Doch auch eine andere Erfahrung habe man gemacht, sagt Albrecht: "Es ist Wohnraum zutage getreten, den wir nicht kannten." Mitten in der Wohnungskrise seien reichlich private Unterkünfte "reaktiviert worden" – aus spontaner Hilfsbereitschaft, nicht zuletzt wohl aber auch aufgrund der Aussicht auf verlässliche, von staatlichen Institutionen bezahlte Mieteinnahmen. "Eine riesige Hilfe" der Beschaffung von Wohnraum sei die Ukrainehilfe Sinsheim gewesen.

Eine Trendwende zeichne sich inzwischen allerdings ab: Habe man zu Beginn des Ukraine-Kriegs noch zahlreiche Angebote privater Vermieter erhalten, so seien dies inzwischen "sehr wenige", schildert Blum, "sowie leider auch nicht unter dem Begriff bezahlbar". Es sei, sagt Albrecht, "bei einigen Vermietern über die Monate auch eine gewisse Ernüchterung" eingetreten.

Die Frage, ob es ein Maximum möglicher Unterbringungen gibt, wird von den Behörden ausweichend beantwortet: "Kreis und Kommunen sind gehalten, weitere Unterbringungskapazitäten zu schaffen", lässt Adameit wissen; auch Albrecht spricht vom Aufbau von Kapazitäten, "um unsere Pflichten zu erfüllen", aber auch von schwierigen Voraussetzungen, "vom Grundstück über die Verfügbarkeit von Baustoffen bis zur Finanzierung". Der sogenannte "Rechtskreiswechsel", der ukrainischen Flüchtlingen den Wechsel vom Asylbewerberleistungsgesetz in die Grundsicherung und damit Zugang zum geplanten Bürgergeld ermöglicht, sorge nach Albrechts Erleben "durchaus für einen Pull-Effekt", sagt er auf Nachfrage.

Zur Entzerrung der Lage die Dorfhallen zu belegen, ist für Albrecht "aktuell kein Thema". Zu stark hätten die Vereine und die Dorfgemeinschaften schon unter den Corona-Verordnungen leiden müssen, zumal dort "kein menschenwürdiges Leben möglich" sei.

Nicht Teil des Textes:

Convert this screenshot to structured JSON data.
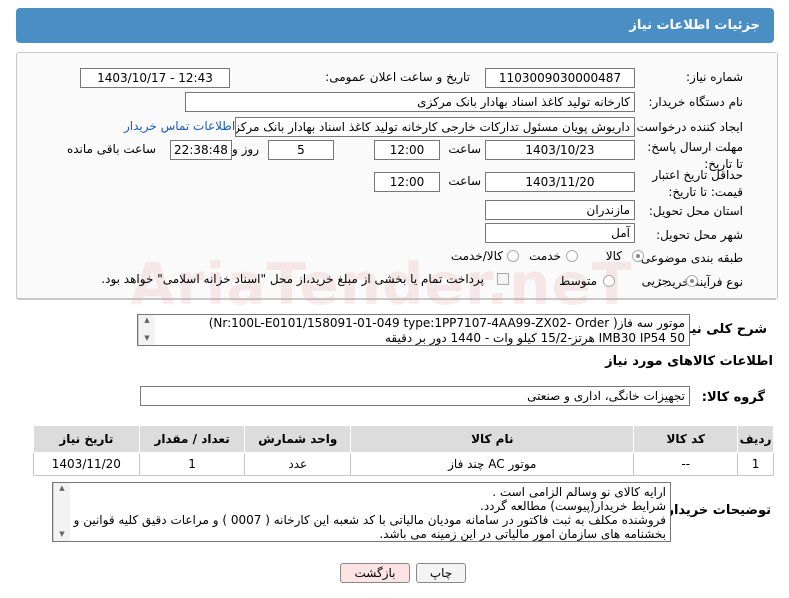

Doch im Rathaus gäben sich jetzt schon "die Krisenstäbe die Klinke in die Hand", etwa zur Energie- und auch zur Zuwanderung. Albrecht, der das Thema auch in einer Rede beim "Sinsheimer Herbst" ansprach, macht keinen Hehl daraus, dass die Entwicklung "durchaus gesellschaftlichen Zündstoff" biete. Derzeit zahle man bei der Stadt zur Anschlussunterbringung von Flüchtlingen bereits "den üblichen Wohnraumpreis", jedoch "keine unmenschlichen Angebote" wie "Zimmermieten von 500 Euro", die es auch gebe.

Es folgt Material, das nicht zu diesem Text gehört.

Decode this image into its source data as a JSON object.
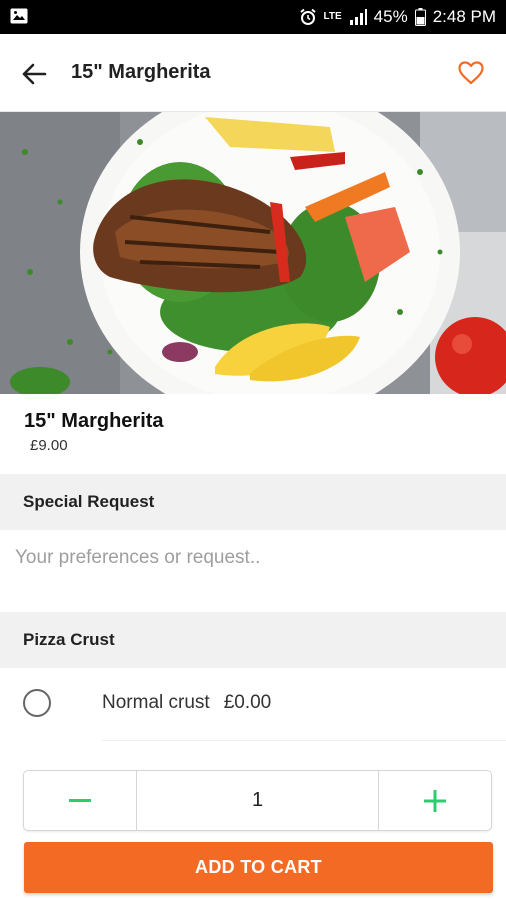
{
  "status_bar": {
    "network": "LTE",
    "battery": "45%",
    "time": "2:48 PM"
  },
  "header": {
    "title": "15\" Margherita"
  },
  "product": {
    "name": "15\" Margherita",
    "price": "£9.00"
  },
  "special_request": {
    "heading": "Special Request",
    "placeholder": "Your preferences or request..",
    "value": ""
  },
  "pizza_crust": {
    "heading": "Pizza Crust",
    "options": [
      {
        "label": "Normal crust",
        "price": "£0.00",
        "selected": false
      }
    ]
  },
  "quantity": {
    "value": "1"
  },
  "actions": {
    "add_to_cart": "ADD TO CART"
  },
  "colors": {
    "accent": "#f26a24",
    "stepper_icon": "#2ecc71",
    "section_bg": "#f1f1f1"
  },
  "icons": {
    "back": "arrow-left-icon",
    "favorite": "heart-outline-icon",
    "minus": "minus-icon",
    "plus": "plus-icon"
  }
}
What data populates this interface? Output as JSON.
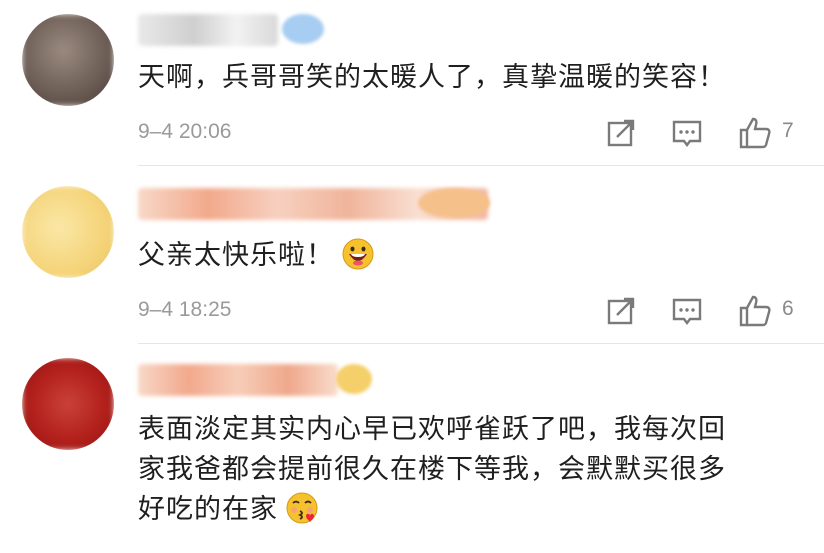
{
  "comments": [
    {
      "text": "天啊，兵哥哥笑的太暖人了，真挚温暖的笑容！",
      "time": "9–4 20:06",
      "likes": "7",
      "avatar_color": "#6e5f57"
    },
    {
      "text": "父亲太快乐啦！",
      "time": "9–4 18:25",
      "likes": "6",
      "avatar_color": "#f5d47a",
      "emoji": "grinning-face-icon"
    },
    {
      "text_lines": [
        "表面淡定其实内心早已欢呼雀跃了吧，我每次回",
        "家我爸都会提前很久在楼下等我，会默默买很多",
        "好吃的在家"
      ],
      "avatar_color": "#b3201c",
      "emoji": "kissing-face-icon"
    }
  ]
}
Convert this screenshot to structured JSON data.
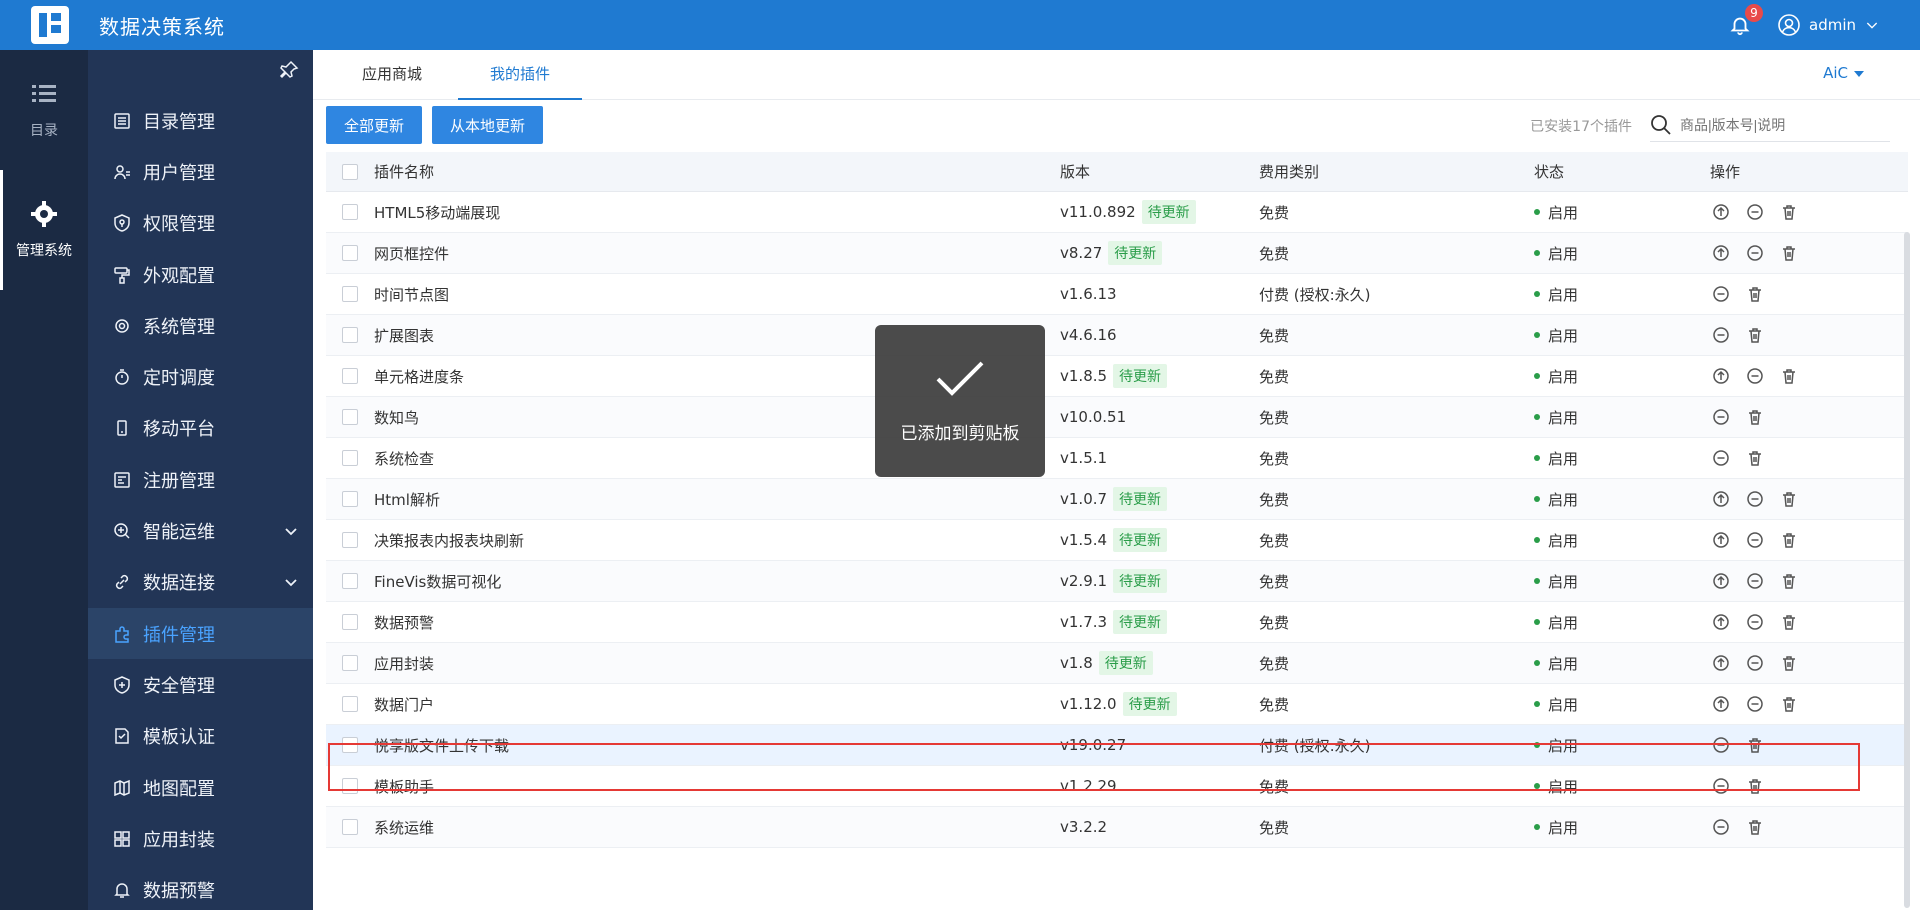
{
  "app": {
    "title": "数据决策系统",
    "notifications": "9",
    "user": "admin"
  },
  "leftnav": [
    {
      "label": "目录",
      "icon": "list-icon"
    },
    {
      "label": "管理系统",
      "icon": "gear-icon"
    }
  ],
  "menu": [
    {
      "label": "目录管理",
      "icon": "catalog-icon"
    },
    {
      "label": "用户管理",
      "icon": "user-icon"
    },
    {
      "label": "权限管理",
      "icon": "shield-lock-icon"
    },
    {
      "label": "外观配置",
      "icon": "paint-roller-icon"
    },
    {
      "label": "系统管理",
      "icon": "settings-icon"
    },
    {
      "label": "定时调度",
      "icon": "timer-icon"
    },
    {
      "label": "移动平台",
      "icon": "mobile-icon"
    },
    {
      "label": "注册管理",
      "icon": "register-icon"
    },
    {
      "label": "智能运维",
      "icon": "ops-icon",
      "expandable": true
    },
    {
      "label": "数据连接",
      "icon": "link-icon",
      "expandable": true
    },
    {
      "label": "插件管理",
      "icon": "plugin-icon",
      "active": true
    },
    {
      "label": "安全管理",
      "icon": "security-icon"
    },
    {
      "label": "模板认证",
      "icon": "template-icon"
    },
    {
      "label": "地图配置",
      "icon": "map-icon"
    },
    {
      "label": "应用封装",
      "icon": "app-icon"
    },
    {
      "label": "数据预警",
      "icon": "alert-bell-icon"
    }
  ],
  "tabs": [
    "应用商城",
    "我的插件"
  ],
  "active_tab": 1,
  "aic": "AiC",
  "buttons": {
    "update_all": "全部更新",
    "update_local": "从本地更新"
  },
  "installed_text": "已安装17个插件",
  "search_placeholder": "商品|版本号|说明",
  "columns": {
    "name": "插件名称",
    "version": "版本",
    "fee": "费用类别",
    "status": "状态",
    "ops": "操作"
  },
  "update_tag": "待更新",
  "status_enabled": "启用",
  "rows": [
    {
      "name": "HTML5移动端展现",
      "version": "v11.0.892",
      "update": true,
      "fee": "免费"
    },
    {
      "name": "网页框控件",
      "version": "v8.27",
      "update": true,
      "fee": "免费"
    },
    {
      "name": "时间节点图",
      "version": "v1.6.13",
      "update": false,
      "fee": "付费 (授权:永久)"
    },
    {
      "name": "扩展图表",
      "version": "v4.6.16",
      "update": false,
      "fee": "免费"
    },
    {
      "name": "单元格进度条",
      "version": "v1.8.5",
      "update": true,
      "fee": "免费"
    },
    {
      "name": "数知鸟",
      "version": "v10.0.51",
      "update": false,
      "fee": "免费"
    },
    {
      "name": "系统检查",
      "version": "v1.5.1",
      "update": false,
      "fee": "免费"
    },
    {
      "name": "Html解析",
      "version": "v1.0.7",
      "update": true,
      "fee": "免费"
    },
    {
      "name": "决策报表内报表块刷新",
      "version": "v1.5.4",
      "update": true,
      "fee": "免费"
    },
    {
      "name": "FineVis数据可视化",
      "version": "v2.9.1",
      "update": true,
      "fee": "免费"
    },
    {
      "name": "数据预警",
      "version": "v1.7.3",
      "update": true,
      "fee": "免费"
    },
    {
      "name": "应用封装",
      "version": "v1.8",
      "update": true,
      "fee": "免费"
    },
    {
      "name": "数据门户",
      "version": "v1.12.0",
      "update": true,
      "fee": "免费"
    },
    {
      "name": "悦享版文件上传下载",
      "version": "v19.0.27",
      "update": false,
      "fee": "付费 (授权:永久)",
      "highlight": true
    },
    {
      "name": "模板助手",
      "version": "v1.2.29",
      "update": false,
      "fee": "免费"
    },
    {
      "name": "系统运维",
      "version": "v3.2.2",
      "update": false,
      "fee": "免费"
    }
  ],
  "toast": "已添加到剪贴板"
}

Doch was, wenn keine Angebote mehr eingehen würden; wenn die Stadt selbst gezwungen wäre, Wohnraum zu schaffen und es zeitgleich zu Handwerkermangel und Materialengpässen kommen würde? Dies alles sei möglich. Dass dann "ein Bus mit Geflüchteten, die schlicht und einfach unterzubringen sind, eines Tages vor dem Rathaus steht" – diesen "Worst Case" gelte es "als guter Partner" der Kreisverwaltung zu verhindern, sagt Albrecht. Wie allerdings? Dies dürfte von Monat zu Monat schwieriger werden.

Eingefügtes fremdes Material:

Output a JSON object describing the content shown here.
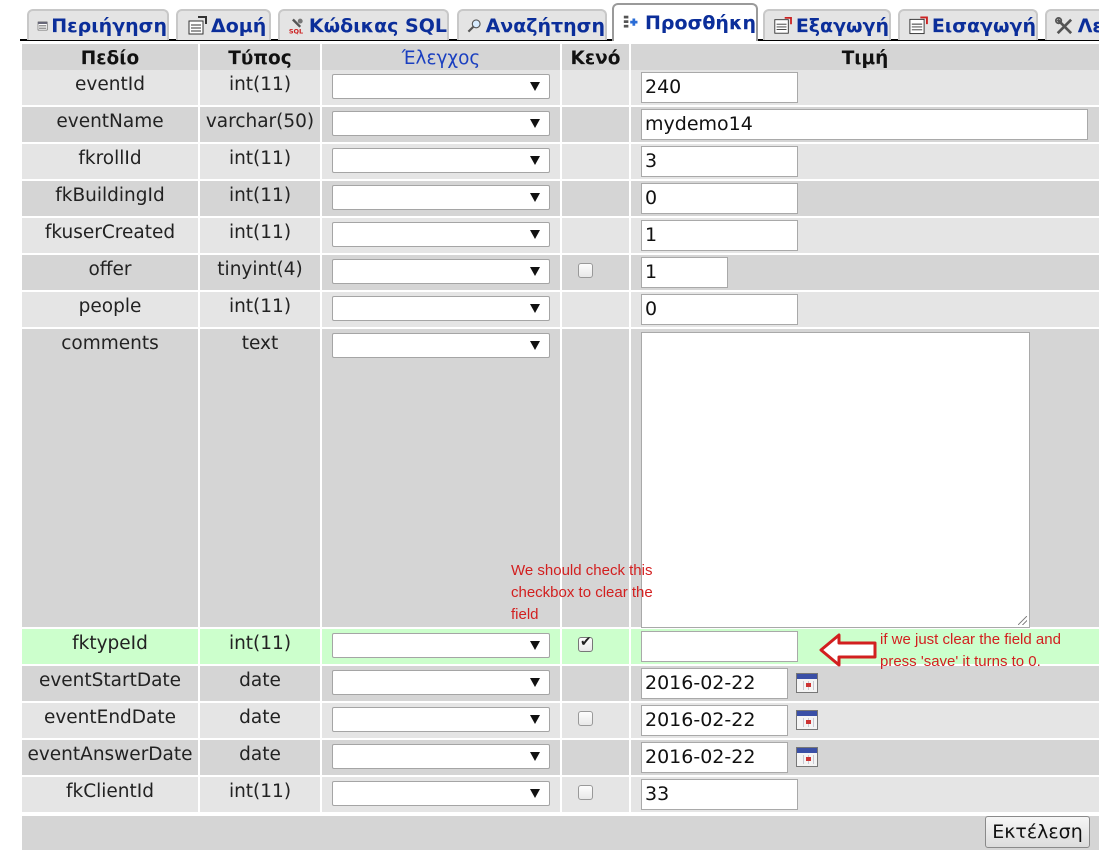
{
  "tabs": [
    {
      "label": "Περιήγηση",
      "icon": "browse-icon"
    },
    {
      "label": "Δομή",
      "icon": "structure-icon"
    },
    {
      "label": "Κώδικας SQL",
      "icon": "sql-icon"
    },
    {
      "label": "Αναζήτηση",
      "icon": "search-icon"
    },
    {
      "label": "Προσθήκη",
      "icon": "insert-icon",
      "active": true
    },
    {
      "label": "Εξαγωγή",
      "icon": "export-icon"
    },
    {
      "label": "Εισαγωγή",
      "icon": "import-icon"
    },
    {
      "label": "Λε",
      "icon": "operations-icon"
    }
  ],
  "table": {
    "headers": {
      "field": "Πεδίο",
      "type": "Τύπος",
      "function": "Έλεγχος",
      "null": "Κενό",
      "value": "Τιμή"
    },
    "rows": [
      {
        "field": "eventId",
        "type": "int(11)",
        "value": "240"
      },
      {
        "field": "eventName",
        "type": "varchar(50)",
        "value": "mydemo14"
      },
      {
        "field": "fkrollId",
        "type": "int(11)",
        "value": "3"
      },
      {
        "field": "fkBuildingId",
        "type": "int(11)",
        "value": "0"
      },
      {
        "field": "fkuserCreated",
        "type": "int(11)",
        "value": "1"
      },
      {
        "field": "offer",
        "type": "tinyint(4)",
        "value": "1",
        "null_checkbox": true,
        "null_checked": false
      },
      {
        "field": "people",
        "type": "int(11)",
        "value": "0"
      },
      {
        "field": "comments",
        "type": "text",
        "value": ""
      },
      {
        "field": "fktypeId",
        "type": "int(11)",
        "value": "",
        "null_checkbox": true,
        "null_checked": true
      },
      {
        "field": "eventStartDate",
        "type": "date",
        "value": "2016-02-22"
      },
      {
        "field": "eventEndDate",
        "type": "date",
        "value": "2016-02-22",
        "null_checkbox": true,
        "null_checked": false
      },
      {
        "field": "eventAnswerDate",
        "type": "date",
        "value": "2016-02-22"
      },
      {
        "field": "fkClientId",
        "type": "int(11)",
        "value": "33",
        "null_checkbox": true,
        "null_checked": false
      }
    ]
  },
  "buttons": {
    "execute": "Εκτέλεση"
  },
  "annotations": {
    "checkbox_note": [
      "We should check this",
      "checkbox to clear the",
      "field"
    ],
    "field_note": [
      "if we just clear the field and",
      "press 'save' it turns to 0."
    ]
  },
  "colors": {
    "annotation": "#d21f1f",
    "highlight_row": "#ccffcc",
    "tab_text": "#0b2e9a"
  }
}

Die Ankündigung von Innenministerin Nancy Faeser, 56 Bundesgebäude in Baden-Württemberg, Bayern, Thüringen, Hessen, Rheinland-Pfalz, Nordrhein-Westfalen, Niedersachsen und Brandenburg kurz- und mittelfristig für rund 4000 Geflüchtete zur Verfügung zu stellen sowie ein Förderprogramm der Landesregierung für die Schaffung von Wohnraum für Geflüchtete in Höhe von 80 Millionen Euro nennt Albrecht "gelinde gesagt einen Tropfen auf den heißen Stein".